P.E.: The first thing he wanted to do was to "destroy" it. It's a little bit annoying for us but it could be very interesting. We explained to him the limitations of our models. For example, our sound synthesis models work best when they are pre-trained from sound banks with homogeneous distributions, with distinctive timbres. They don't work as well with anything that has to do with noise. We can model a violin sound very well, but not its atypical playing modes. At least for the moment: the sound quality obtained is still unsatisfactory. The model is purely observational and is trained from a corpus provided to it, so if the playing mode in question is not in the corpus, the machine will not be able to imagine it.
It is however in these noise fields that Alexander wanted to work: noise of drills, cracking, screams... In any case it's a feeling we get in his previous works: he not attracted by the symbolic.
For us researchers, this approach allowed us to realize that our models were not working as badly as we had thought! This was an opportunity to improve them. So, as the project progressed, we developed new approaches to meet Alexander's demands. Like a game of cat and mouse, each new model came with its own new failure modes, and he wanted to explore them.
What are the main ways in which you have used artificial intelligence tools? What are their roles in the composition process?
A.S.: In the audio realm, we have focused on three areas of exploration: spoken voice synthesis, spoken voice transformation, and autonomous sound synthesis. We have pre-trained neural networks to generate autonomously either music or spoken voice from a given sound bank, ranging from musical material to language spoken by the members of the ensemble. All this allows us to transform, in real-time, a sound source into another sound speech. For example, to make a musician's voice say what a computerized voice says. On the other hand, the models have been used to continuously generate new sounds in an autonomous way. Both processes serve to create sound material for electronic composition while at the same time intervening in the interaction, processing and random generation, live during the performance.

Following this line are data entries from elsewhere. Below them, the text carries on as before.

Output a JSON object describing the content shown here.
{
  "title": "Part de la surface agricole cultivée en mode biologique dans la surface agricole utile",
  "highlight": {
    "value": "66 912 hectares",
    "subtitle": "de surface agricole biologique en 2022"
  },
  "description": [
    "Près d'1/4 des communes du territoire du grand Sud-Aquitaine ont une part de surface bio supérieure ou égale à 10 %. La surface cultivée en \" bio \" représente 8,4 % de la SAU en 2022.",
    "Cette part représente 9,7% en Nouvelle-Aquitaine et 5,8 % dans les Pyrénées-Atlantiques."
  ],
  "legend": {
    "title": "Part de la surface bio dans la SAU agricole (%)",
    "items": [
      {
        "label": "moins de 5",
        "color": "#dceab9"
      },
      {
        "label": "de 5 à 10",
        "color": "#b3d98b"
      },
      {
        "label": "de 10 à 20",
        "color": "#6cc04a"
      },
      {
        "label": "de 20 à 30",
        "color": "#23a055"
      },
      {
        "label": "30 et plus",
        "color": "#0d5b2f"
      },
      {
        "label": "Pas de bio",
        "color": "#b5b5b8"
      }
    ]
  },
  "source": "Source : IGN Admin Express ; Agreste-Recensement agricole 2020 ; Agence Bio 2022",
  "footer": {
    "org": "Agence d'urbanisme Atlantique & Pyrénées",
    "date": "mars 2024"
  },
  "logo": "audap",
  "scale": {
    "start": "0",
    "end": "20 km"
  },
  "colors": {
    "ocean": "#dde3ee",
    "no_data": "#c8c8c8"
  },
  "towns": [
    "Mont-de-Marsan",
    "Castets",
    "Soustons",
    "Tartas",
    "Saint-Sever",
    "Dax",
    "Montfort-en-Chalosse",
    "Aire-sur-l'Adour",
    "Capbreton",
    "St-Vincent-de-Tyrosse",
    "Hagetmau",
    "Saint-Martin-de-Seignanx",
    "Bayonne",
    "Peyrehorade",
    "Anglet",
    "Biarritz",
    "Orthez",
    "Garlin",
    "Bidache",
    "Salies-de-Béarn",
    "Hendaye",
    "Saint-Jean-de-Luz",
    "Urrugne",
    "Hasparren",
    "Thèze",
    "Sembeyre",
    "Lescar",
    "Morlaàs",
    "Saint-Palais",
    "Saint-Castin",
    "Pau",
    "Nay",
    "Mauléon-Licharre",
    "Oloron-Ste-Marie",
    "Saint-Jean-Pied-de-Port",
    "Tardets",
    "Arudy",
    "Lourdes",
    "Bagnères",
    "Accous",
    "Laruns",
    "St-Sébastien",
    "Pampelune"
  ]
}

P.E.: Artificial intelligence does not produce writing, it generates timbres that the composer can explore, relate to other signals, or control by coupling the synthesis with other signals.
A.S.: On the other hand, the machine generates symbolic instructions of movements in real-time and in textual form, which are incarnated by the performers on stage to create choreographic patterns. These instructions are transmitted to the musicians and performers in the moment - creating a choreography in continuous evolution - while establishing an interactive relationship between the machine, the device and the human beings who occupy it.
Anima™ © Lucas Gutierrez
Alexander, is your ambition to question the very principle of artificial intelligence, as a tool and a product of our society?
A.S.: In Anima, artificial intelligence is treated as both a tool and a metaphor. The piece is based on the premise that a system driven by artificial intelligence could serve as a therapeutic group device - and realizes this idea both as a concrete application of this device and as a metaphor for our constructivist view of the world, in the making of our inner self as well as our outer space. Anima thus questions technology as a tool potentially capable of creating and analyzing complex systems. Artificial intelligence is also questioned for its opacity - that is, the fact that it is a black box whose internal mechanisms are hidden from us. From this point of view, artificial intelligence is also the metaphor of a system of which we can only decipher and work on the result it produces. And I want to question here this abandonment, this capitulation, this faith placed in a system that we only partially understand.